5 Top Tips for Remote Teaching

Post by Lydia Harrison | Instructional Editor & Content Curator

Read on for a collection of tips and tricks to help make remote learning a more enjoyable experience for your students and for yourself.


Whew! What a whirlwind this past semester has been! It's hard to believe that at the beginning of the semester everyone was following the same routine and chugging along as they had in the previous semesters. Now that finals are over, instructors everywhere have been reflecting on their experience with remote learning, both for themselves and their students. Looking back, some things may have worked, and others maybe didn’t, and that’s okay! Everyone is in the same boat, and the summer provides a great opportunity to pause for a few days, let your brain slow down, and begin to think critically about this experience. Whether you are returning to campus or continuing with remote learning in the upcoming semesters, this is a good time to think about how you might apply what you have learned over the last couple of months.  Regardless of your situation, we are here to help and provide five quick tips to make remote learning a more enjoyable experience for your students and for yourself. 

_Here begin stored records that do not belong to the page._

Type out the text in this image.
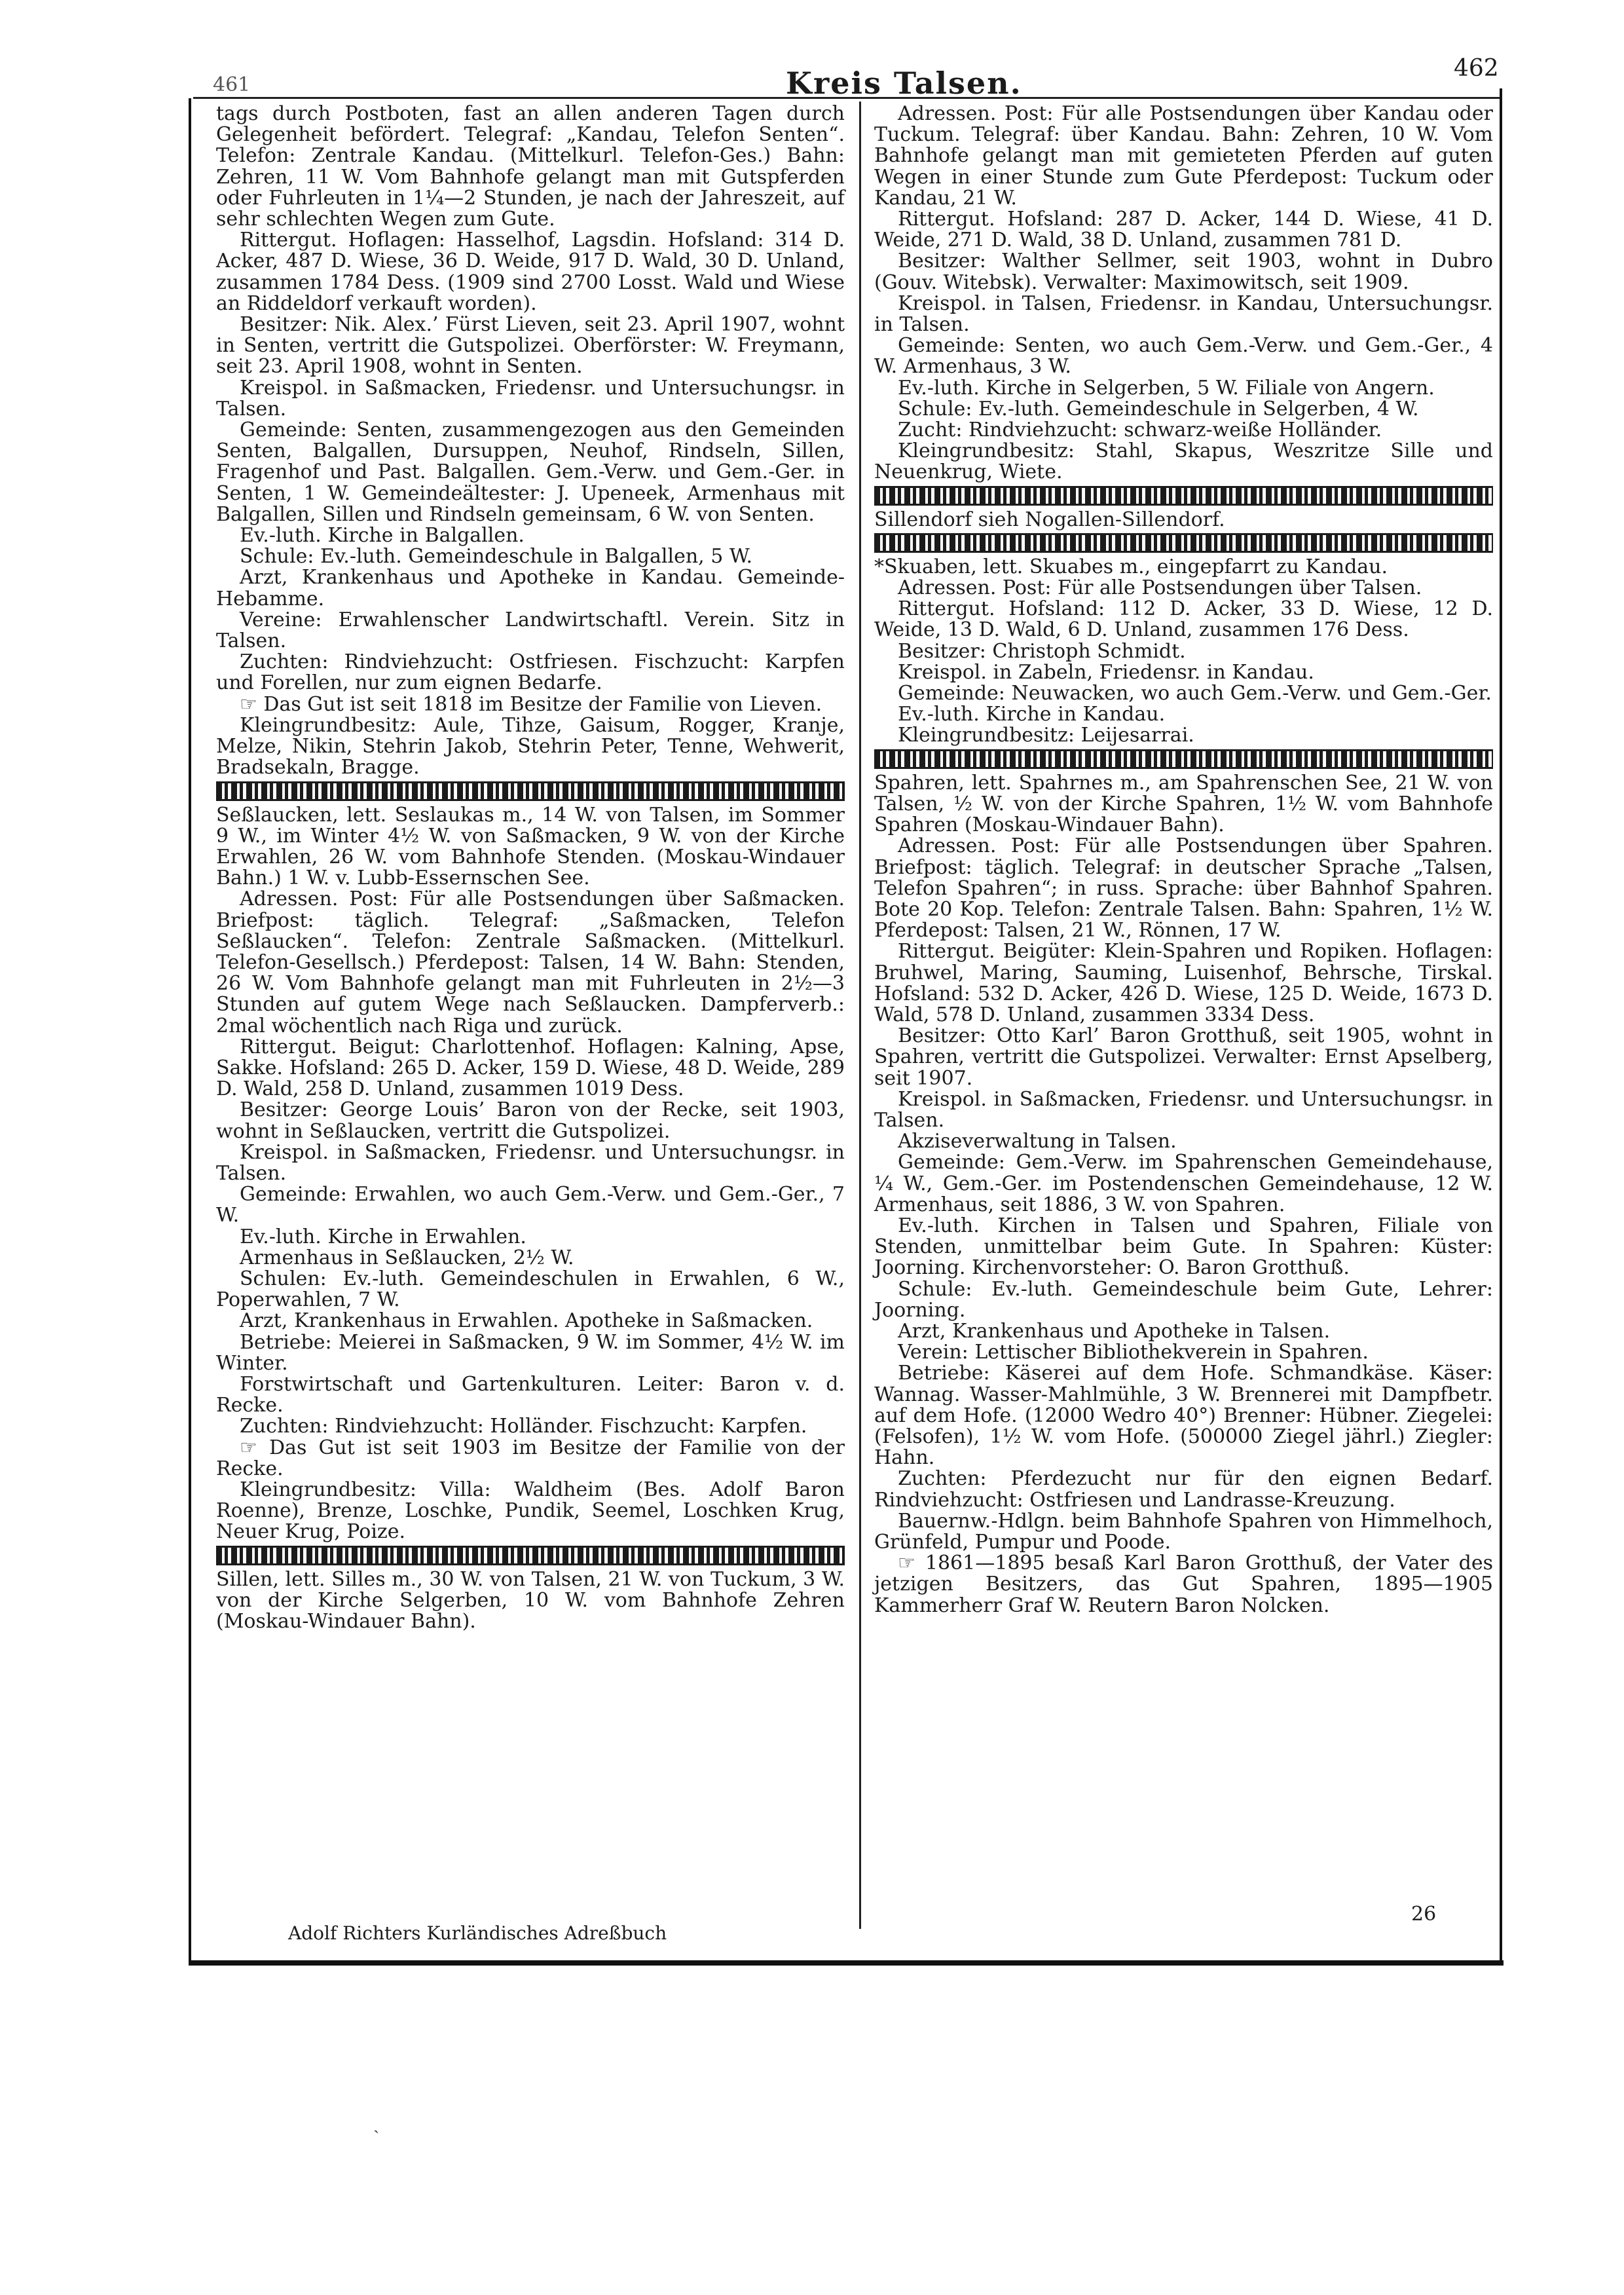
461	Kreis Talsen.	462

tags durch Postboten, fast an allen anderen Tagen durch Gelegenheit befördert. Telegraf: „Kandau, Telefon Senten“. Telefon: Zentrale Kandau. (Mittelkurl. Telefon-Ges.) Bahn: Zehren, 11 W. Vom Bahnhofe gelangt man mit Gutspferden oder Fuhrleuten in 1¼—2 Stunden, je nach der Jahreszeit, auf sehr schlechten Wegen zum Gute.

Rittergut. Hoflagen: Hasselhof, Lagsdin. Hofsland: 314 D. Acker, 487 D. Wiese, 36 D. Weide, 917 D. Wald, 30 D. Unland, zusammen 1784 Dess. (1909 sind 2700 Losst. Wald und Wiese an Riddeldorf verkauft worden).

Besitzer: Nik. Alex.’ Fürst Lieven, seit 23. April 1907, wohnt in Senten, vertritt die Gutspolizei. Oberförster: W. Freymann, seit 23. April 1908, wohnt in Senten.

Kreispol. in Saßmacken, Friedensr. und Untersuchungsr. in Talsen.

Gemeinde: Senten, zusammengezogen aus den Gemeinden Senten, Balgallen, Dursuppen, Neuhof, Rindseln, Sillen, Fragenhof und Past. Balgallen. Gem.-Verw. und Gem.-Ger. in Senten, 1 W. Gemeindeältester: J. Upeneek, Armenhaus mit Balgallen, Sillen und Rindseln gemeinsam, 6 W. von Senten.

Ev.-luth. Kirche in Balgallen.

Schule: Ev.-luth. Gemeindeschule in Balgallen, 5 W.

Arzt, Krankenhaus und Apotheke in Kandau. Gemeinde-Hebamme.

Vereine: Erwahlenscher Landwirtschaftl. Verein. Sitz in Talsen.

Zuchten: Rindviehzucht: Ostfriesen. Fischzucht: Karpfen und Forellen, nur zum eignen Bedarfe.

☞ Das Gut ist seit 1818 im Besitze der Familie von Lieven.

Kleingrundbesitz: Aule, Tihze, Gaisum, Rogger, Kranje, Melze, Nikin, Stehrin Jakob, Stehrin Peter, Tenne, Wehwerit, Bradsekaln, Bragge.

Seßlaucken, lett. Seslaukas m., 14 W. von Talsen, im Sommer 9 W., im Winter 4½ W. von Saßmacken, 9 W. von der Kirche Erwahlen, 26 W. vom Bahnhofe Stenden. (Moskau-Windauer Bahn.) 1 W. v. Lubb-Essernschen See.

Adressen. Post: Für alle Postsendungen über Saßmacken. Briefpost: täglich. Telegraf: „Saßmacken, Telefon Seßlaucken“. Telefon: Zentrale Saßmacken. (Mittelkurl. Telefon-Gesellsch.) Pferdepost: Talsen, 14 W. Bahn: Stenden, 26 W. Vom Bahnhofe gelangt man mit Fuhrleuten in 2½—3 Stunden auf gutem Wege nach Seßlaucken. Dampferverb.: 2mal wöchentlich nach Riga und zurück.

Rittergut. Beigut: Charlottenhof. Hoflagen: Kalning, Apse, Sakke. Hofsland: 265 D. Acker, 159 D. Wiese, 48 D. Weide, 289 D. Wald, 258 D. Unland, zusammen 1019 Dess.

Besitzer: George Louis’ Baron von der Recke, seit 1903, wohnt in Seßlaucken, vertritt die Gutspolizei.

Kreispol. in Saßmacken, Friedensr. und Untersuchungsr. in Talsen.

Gemeinde: Erwahlen, wo auch Gem.-Verw. und Gem.-Ger., 7 W.

Ev.-luth. Kirche in Erwahlen.

Armenhaus in Seßlaucken, 2½ W.

Schulen: Ev.-luth. Gemeindeschulen in Erwahlen, 6 W., Poperwahlen, 7 W.

Arzt, Krankenhaus in Erwahlen. Apotheke in Saßmacken.

Betriebe: Meierei in Saßmacken, 9 W. im Sommer, 4½ W. im Winter.

Forstwirtschaft und Gartenkulturen. Leiter: Baron v. d. Recke.

Zuchten: Rindviehzucht: Holländer. Fischzucht: Karpfen.

☞ Das Gut ist seit 1903 im Besitze der Familie von der Recke.

Kleingrundbesitz: Villa: Waldheim (Bes. Adolf Baron Roenne), Brenze, Loschke, Pundik, Seemel, Loschken Krug, Neuer Krug, Poize.

Sillen, lett. Silles m., 30 W. von Talsen, 21 W. von Tuckum, 3 W. von der Kirche Selgerben, 10 W. vom Bahnhofe Zehren (Moskau-Windauer Bahn).

Adressen. Post: Für alle Postsendungen über Kandau oder Tuckum. Telegraf: über Kandau. Bahn: Zehren, 10 W. Vom Bahnhofe gelangt man mit gemieteten Pferden auf guten Wegen in einer Stunde zum Gute Pferdepost: Tuckum oder Kandau, 21 W.

Rittergut. Hofsland: 287 D. Acker, 144 D. Wiese, 41 D. Weide, 271 D. Wald, 38 D. Unland, zusammen 781 D.

Besitzer: Walther Sellmer, seit 1903, wohnt in Dubro (Gouv. Witebsk). Verwalter: Maximowitsch, seit 1909.

Kreispol. in Talsen, Friedensr. in Kandau, Untersuchungsr. in Talsen.

Gemeinde: Senten, wo auch Gem.-Verw. und Gem.-Ger., 4 W. Armenhaus, 3 W.

Ev.-luth. Kirche in Selgerben, 5 W. Filiale von Angern.

Schule: Ev.-luth. Gemeindeschule in Selgerben, 4 W.

Zucht: Rindviehzucht: schwarz-weiße Holländer.

Kleingrundbesitz: Stahl, Skapus, Weszritze Sille und Neuenkrug, Wiete.

Sillendorf sieh Nogallen-Sillendorf.

*Skuaben, lett. Skuabes m., eingepfarrt zu Kandau.

Adressen. Post: Für alle Postsendungen über Talsen.

Rittergut. Hofsland: 112 D. Acker, 33 D. Wiese, 12 D. Weide, 13 D. Wald, 6 D. Unland, zusammen 176 Dess.

Besitzer: Christoph Schmidt.

Kreispol. in Zabeln, Friedensr. in Kandau.

Gemeinde: Neuwacken, wo auch Gem.-Verw. und Gem.-Ger.

Ev.-luth. Kirche in Kandau.

Kleingrundbesitz: Leijesarrai.

Spahren, lett. Spahrnes m., am Spahrenschen See, 21 W. von Talsen, ½ W. von der Kirche Spahren, 1½ W. vom Bahnhofe Spahren (Moskau-Windauer Bahn).

Adressen. Post: Für alle Postsendungen über Spahren. Briefpost: täglich. Telegraf: in deutscher Sprache „Talsen, Telefon Spahren“; in russ. Sprache: über Bahnhof Spahren. Bote 20 Kop. Telefon: Zentrale Talsen. Bahn: Spahren, 1½ W. Pferdepost: Talsen, 21 W., Rönnen, 17 W.

Rittergut. Beigüter: Klein-Spahren und Ropiken. Hoflagen: Bruhwel, Maring, Sauming, Luisenhof, Behrsche, Tirskal. Hofsland: 532 D. Acker, 426 D. Wiese, 125 D. Weide, 1673 D. Wald, 578 D. Unland, zusammen 3334 Dess.

Besitzer: Otto Karl’ Baron Grotthuß, seit 1905, wohnt in Spahren, vertritt die Gutspolizei. Verwalter: Ernst Apselberg, seit 1907.

Kreispol. in Saßmacken, Friedensr. und Untersuchungsr. in Talsen.

Akziseverwaltung in Talsen.

Gemeinde: Gem.-Verw. im Spahrenschen Gemeindehause, ¼ W., Gem.-Ger. im Postendenschen Gemeindehause, 12 W. Armenhaus, seit 1886, 3 W. von Spahren.

Ev.-luth. Kirchen in Talsen und Spahren, Filiale von Stenden, unmittelbar beim Gute. In Spahren: Küster: Joorning. Kirchenvorsteher: O. Baron Grotthuß.

Schule: Ev.-luth. Gemeindeschule beim Gute, Lehrer: Joorning.

Arzt, Krankenhaus und Apotheke in Talsen.

Verein: Lettischer Bibliothekverein in Spahren.

Betriebe: Käserei auf dem Hofe. Schmandkäse. Käser: Wannag. Wasser-Mahlmühle, 3 W. Brennerei mit Dampfbetr. auf dem Hofe. (12000 Wedro 40°) Brenner: Hübner. Ziegelei: (Felsofen), 1½ W. vom Hofe. (500000 Ziegel jährl.) Ziegler: Hahn.

Zuchten: Pferdezucht nur für den eignen Bedarf. Rindviehzucht: Ostfriesen und Landrasse-Kreuzung.

Bauernw.-Hdlgn. beim Bahnhofe Spahren von Himmelhoch, Grünfeld, Pumpur und Poode.

☞ 1861—1895 besaß Karl Baron Grotthuß, der Vater des jetzigen Besitzers, das Gut Spahren, 1895—1905 Kammerherr Graf W. Reutern Baron Nolcken.

Adolf Richters Kurländisches Adreßbuch
26
ˎ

1) Be Clear About Expectations

Students will be juggling multiple courses, all with different homework types, exams, and projects. That’s nothing new. What is new, is that it may not be as easy for students to ask a question if expectations aren’t clear. Explain what is required of students early on in the course (the first day) both in print format via the syllabus or email, and in synchronous or asynchronous video if possible. Continue to reinforce your expectations throughout the semester. If expectations are not being met, provide coaching feedback immediately that helps students understand what needs to change. 


2) Establish a Dedicated Communication Channel


Set up a method for students to communicate with you that is easy for them and not stressful for you. Any type of communication you prefer (email, text, Zoom, Slack, etc.) is fine, but be sure to establish early that this is the best way to reach you. Set personal goals for yourself that you can meet, such as addressing each email received from students by the end of the day. Consider creating a separate email folder to organize incoming questions and manually move them there until you have time to dedicate to providing thoughtful responses. If you’re feeling adventurous, try using email rules to automate that process. Hold yourself accountable to the personal goal you set and find a comfortable rhythm that works. Your students (and your sanity) will thank you!


3) Keep Class Personal


With remote learning, students can feel isolated and disconnected from their professors and peers. The small, personal interactions that take place in the classroom help to create community among the class and build strong relationships with instructors. While that can’t be 100% recreated behind a computer screen, you can still add personal touches easily. Try using an email merge function to send all your students (yes, all...even if you have 300 in your class) a personalized email just checking in to see how they are doing. Small things like that go a long way!


4) Have a Single Source of Truth


Syllabus, email, LMS, course website, discussion boards… There can be lots of places to post information about dues dates, assignments, and exams. When adaptations are required it is super easy to miss changing something somewhere. These miscommunications cause frustration for everyone. Establishing a single source of truth lets students know exactly where to go for the information they need, and makes it easier for you to update when needed. For example, add a “Due Dates” page to your LMS, and instead of listing the due date on each assignment, put “See Due Date page in LMS”. That way, if (when) something changes, you can quickly make that change  in one spot and send a short email to update everyone. 


5) Maintain Flexibility


“Flexibility is key” may be cliche, but it is true now more than ever. The truth is, we don’t know what each individual student is going through. Home environments, family health issues, stress levels, and many other things may be impacting performance. Opening up to an increased level of flexibility can help a struggling student and have a greater impact  than we might think. Sure, a small number of students may try to “scam the system”, but now is a good time to take the approach of assuming intentions are not nefarious until you’re proven wrong.